We still live with many of these legacies. We have much to thank the Whitlam government for.

 


The bus slows to less than 25km/h to drive down the very steep stretch of road towards Coppins Crossing. This is tricky driving for any vehicle but for the bus it must be exceptionally difficult. I admire the driving; not a heavy foot on the brake but a steady speed to make the descent smooth. The bridge is being worked on so it does not have to close every time it floods, and that has been often of late. One of the workman, Stop/Slow lollipop in hand, waves me hello as we pass. The other side of the bridge is just as steep and the bus is still slow. It is hard to remember we are on the edge of a city, not just any city, but the national capital, when all I can see are a creek, boulders, narrow roads and green land.

Coppins Crossing


It is not long until we edge into more man-made structures. High and low density dwellings along John Gorton Drive (another prime minister). Two cranes are working lifting concrete panels into place. I am sure that building was not there last time I was here.


The final destination is opposite the Denman Prospect shops, and the bus driver yells “This is the final stop. Where did you want to go?” I tell her back to Belconnen and I am just here for the ride. I move forward in the bus to give her a card and tell her what I am doing. She tells me I have been on her bus before; I am not sure. She tells me she has been doing this job for 7 years. She tells me I must see interesting people, then changes it to horrible people. I respond with no-one horrible but just interesting. “You should have been on my bus on Monday!”. I ask if she has driven one of the electric buses yet. She tells me she only does Northside and the electric buses run out of Tuggeranong, but she has seen them and knows they are noiseless. She tells me when they go below 20 kms they make a noise like a doorbell. She tells me her partner is also a bus driver but has been doing the job longer. She shows me a photo of him on her phone.


We are joined on the bus by another passenger.
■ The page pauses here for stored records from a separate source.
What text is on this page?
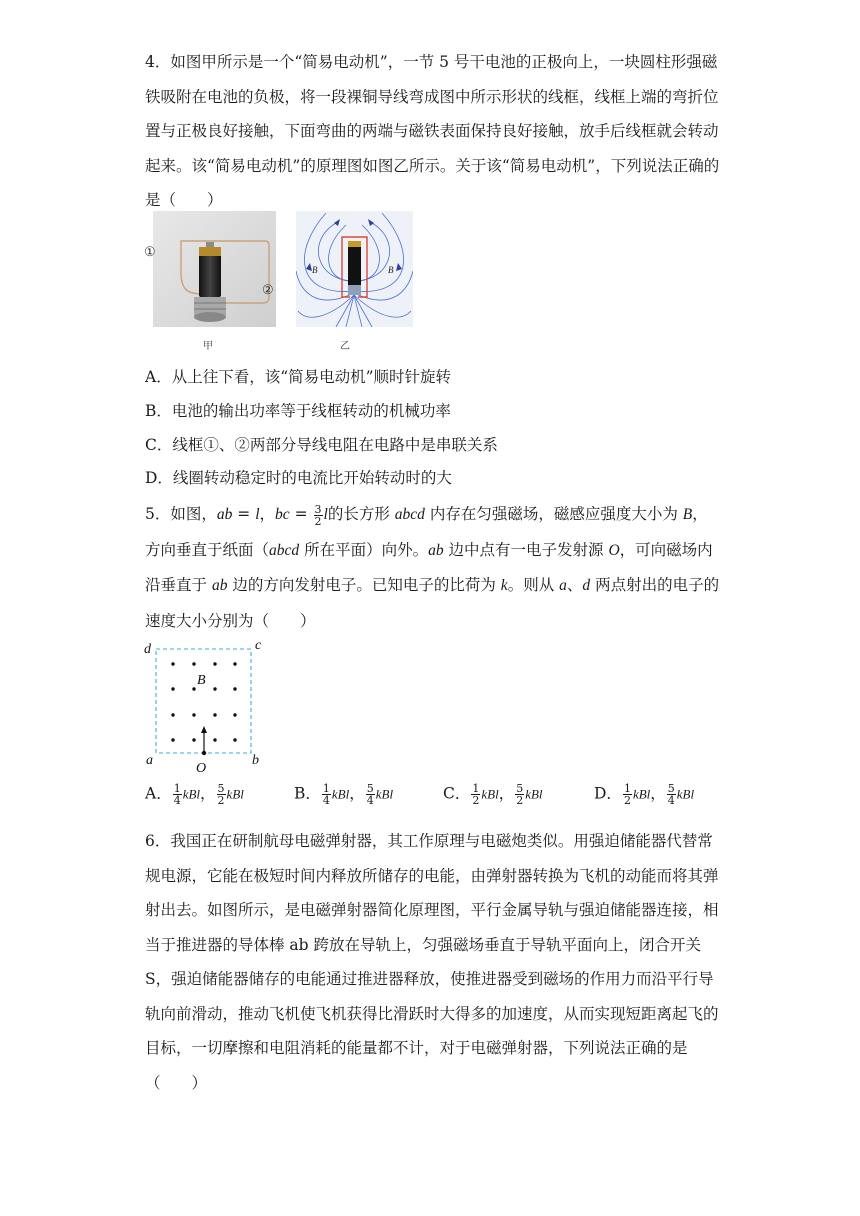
4．如图甲所示是一个“简易电动机”，一节 5 号干电池的正极向上，一块圆柱形强磁铁吸附在电池的负极，将一段裸铜导线弯成图中所示形状的线框，线框上端的弯折位置与正极良好接触，下面弯曲的两端与磁铁表面保持良好接触，放手后线框就会转动起来。该“简易电动机”的原理图如图乙所示。关于该“简易电动机”，下列说法正确的是（　　）

①
②
甲
B	B
乙
A．从上往下看，该“简易电动机”顺时针旋转
B．电池的输出功率等于线框转动的机械功率
C．线框①、②两部分导线电阻在电路中是串联关系
D．线圈转动稳定时的电流比开始转动时的大

5．如图，ab = l，bc = $\frac{3}{2}$ l的长方形 abcd 内存在匀强磁场，磁感应强度大小为 B，方向垂直于纸面（abcd 所在平面）向外。ab 边中点有一电子发射源 O，可向磁场内沿垂直于 ab 边的方向发射电子。已知电子的比荷为 k。则从 a、d 两点射出的电子的速度大小分别为（　　）

d	c
a	b
B
O
A． $\frac{1}{4}$ kBl， $\frac{5}{2}$ kBl	B． $\frac{1}{4}$ kBl， $\frac{5}{4}$ kBl	C． $\frac{1}{2}$ kBl， $\frac{5}{2}$ kBl	D． $\frac{1}{2}$ kBl， $\frac{5}{4}$ kBl

6．我国正在研制航母电磁弹射器，其工作原理与电磁炮类似。用强迫储能器代替常规电源，它能在极短时间内释放所储存的电能，由弹射器转换为飞机的动能而将其弹射出去。如图所示，是电磁弹射器简化原理图，平行金属导轨与强迫储能器连接，相当于推进器的导体棒 ab 跨放在导轨上，匀强磁场垂直于导轨平面向上，闭合开关 S，强迫储能器储存的电能通过推进器释放，使推进器受到磁场的作用力而沿平行导轨向前滑动，推动飞机使飞机获得比滑跃时大得多的加速度，从而实现短距离起飞的目标，一切摩擦和电阻消耗的能量都不计，对于电磁弹射器，下列说法正确的是（　　）
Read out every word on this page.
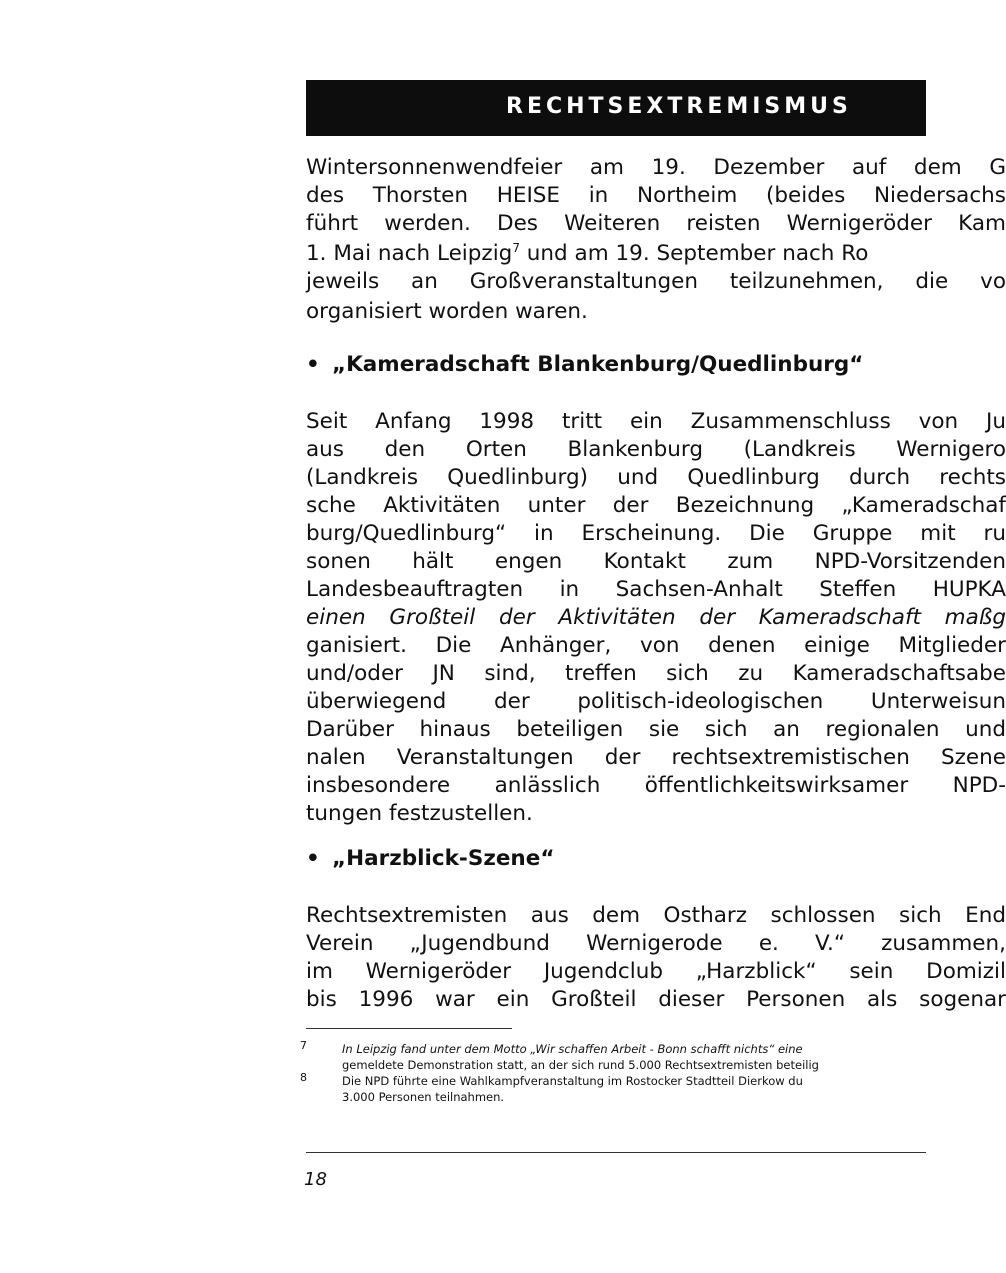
RECHTSEXTREMISMUS
Wintersonnenwendfeier am 19. Dezember auf dem G
des Thorsten HEISE in Northeim (beides Niedersachs
führt werden. Des Weiteren reisten Wernigeröder Kam
1. Mai nach Leipzig$^7$ und am 19. September nach Ro
jeweils an Großveranstaltungen teilzunehmen, die vo
organisiert worden waren.
• „Kameradschaft Blankenburg/Quedlinburg“
Seit Anfang 1998 tritt ein Zusammenschluss von Ju
aus den Orten Blankenburg (Landkreis Wernigero
(Landkreis Quedlinburg) und Quedlinburg durch rechts
sche Aktivitäten unter der Bezeichnung „Kameradschaf
burg/Quedlinburg“ in Erscheinung. Die Gruppe mit ru
sonen hält engen Kontakt zum NPD-Vorsitzenden
Landesbeauftragten in Sachsen-Anhalt Steffen HUPKA
einen Großteil der Aktivitäten der Kameradschaft maßg
ganisiert. Die Anhänger, von denen einige Mitglieder
und/oder JN sind, treffen sich zu Kameradschaftsabe
überwiegend der politisch-ideologischen Unterweisun
Darüber hinaus beteiligen sie sich an regionalen und
nalen Veranstaltungen der rechtsextremistischen Szene
insbesondere anlässlich öffentlichkeitswirksamer NPD-
tungen festzustellen.
• „Harzblick-Szene“
Rechtsextremisten aus dem Ostharz schlossen sich End
Verein „Jugendbund Wernigerode e. V.“ zusammen,
im Wernigeröder Jugendclub „Harzblick“ sein Domizil
bis 1996 war ein Großteil dieser Personen als sogenar
7	In Leipzig fand unter dem Motto „Wir schaffen Arbeit - Bonn schafft nichts“ eine
gemeldete Demonstration statt, an der sich rund 5.000 Rechtsextremisten beteilig
8	Die NPD führte eine Wahlkampfveranstaltung im Rostocker Stadtteil Dierkow du
3.000 Personen teilnahmen.
18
The driver puts the bus into gear, I know the conversation is finished and I return to my seat. The return journey does not seem to take as long. Maybe I am more familiar with the setting so time does not slow.


Getting from Belconnen to the City is much more straightforward; a number of buses to choose from. I end up at the city interchange so I can join my Wednesday crochet group at Smith’s Alternative. We sit outside. I have a prime view of the tram stop and cross roads at Alinga Street. I watch people walking across the road against the red walk light to be beeped at (urgent sound not like a doorbell) by one of the electric buses as it turns right into Northbourne Ave. The same thing happens again an hour later. Those buses are silent. Maybe we will all be trained to walk across this road when the green icon tells us it is safe?